J’ai été le coureur qui tombe – Fernando Pessoa
(Extrait)
J’ai été le coureur qui tombe en touchant presque au but, et qui a été, jusque-là, le premier…
Nous sommes qui nous ne sommes pas, la vie est brève et triste. Le bruit des vagues, la nuit, est celui de la nuit même ; et combien l’ont entendu retentir au fond de leur âme, tel l’espoir qui se brise perpétuellement dans l’obscurité, avec un bruit sourd d’écume résonnant dans les profondeurs ! Combien de larmes pleurées par ceux qui obtenaient, combien de larmes perdues par ceux qui réussissaient ! Et tout cela, durant ma promenade au bord de la mer, est devenu pour moi le secret de la nuit et la confidence de l’abîme. Que nous sommes nombreux à vivre, nombreux à nous leurrer ! Quelles mers résonnent au fond de nous, dans cette nuit d’exister, sur ces plages que nous nous sentons être, et où déferle l’émotion en marées hautes !

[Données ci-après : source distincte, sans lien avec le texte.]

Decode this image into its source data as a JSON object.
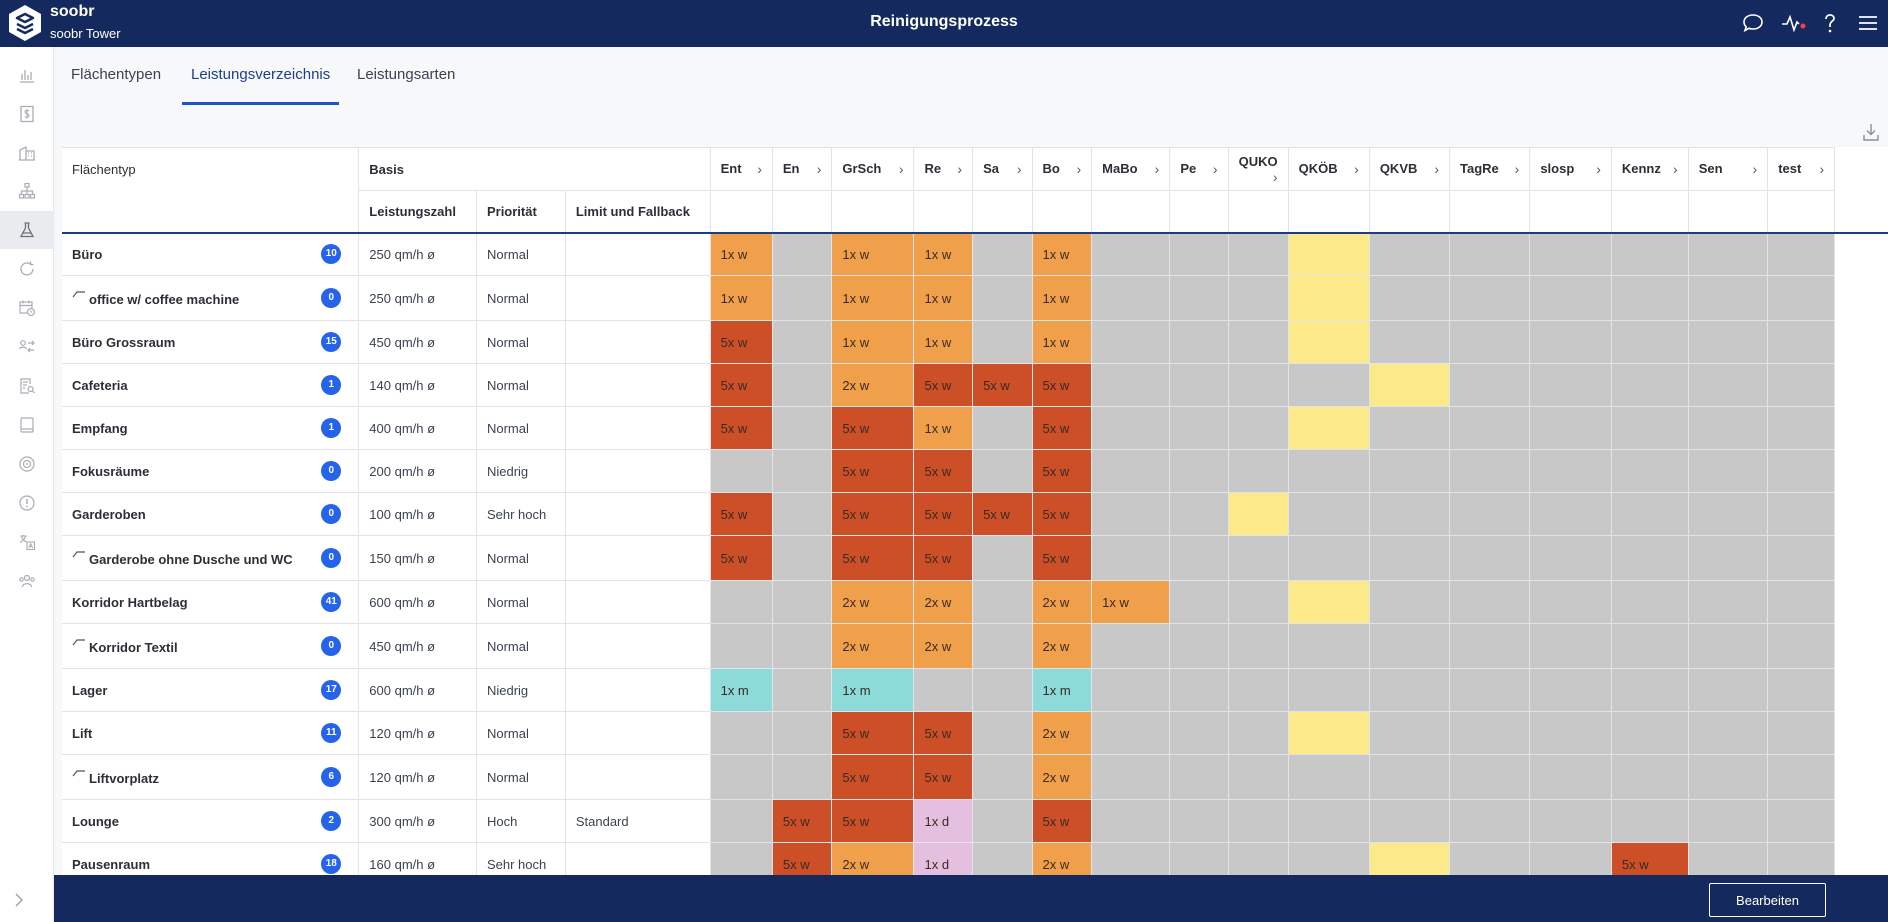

Ce que l’on a perdu, ce que l’on aurait dû vouloir, ce que l’on a obtenu et gagné par erreur ; ce que nous avons aimé pour le perdre ensuite, en constatant alors, après l’avoir perdu et l’aimant pour cela même, que tout d’abord nous ne l’aimions pas ; ce que nous nous imaginions penser, alors que nous sentions ; ce qui était un souvenir, alors que nous croyions à une émotion ; et l’océan tout entier, arrivant, frais et sonore, du vaste fond de la nuit tout entière, écumait délicatement sur la grève, tandis que se déroulait ma promenade nocturne au bord de la mer…
Qui d’entre nous sait seulement ce qu’il pense, ou ce qu’il désire ? Qui sait ce qu’il est pour lui-même ? Combien de choses nous sont suggérées par la musique, et nous séduisent par cela même qu’elles ne peuvent exister ! La nuit évoque en nous le souvenir de tant de choses que nous pleurons, sans qu’elles aient jamais été ! Telle une voix s’élevant de cette paix de tout son long étendue, l’enroulement des vagues explose et refroidit, et l’on perçoit une salivation audible, là-bas sur le rivage invisible.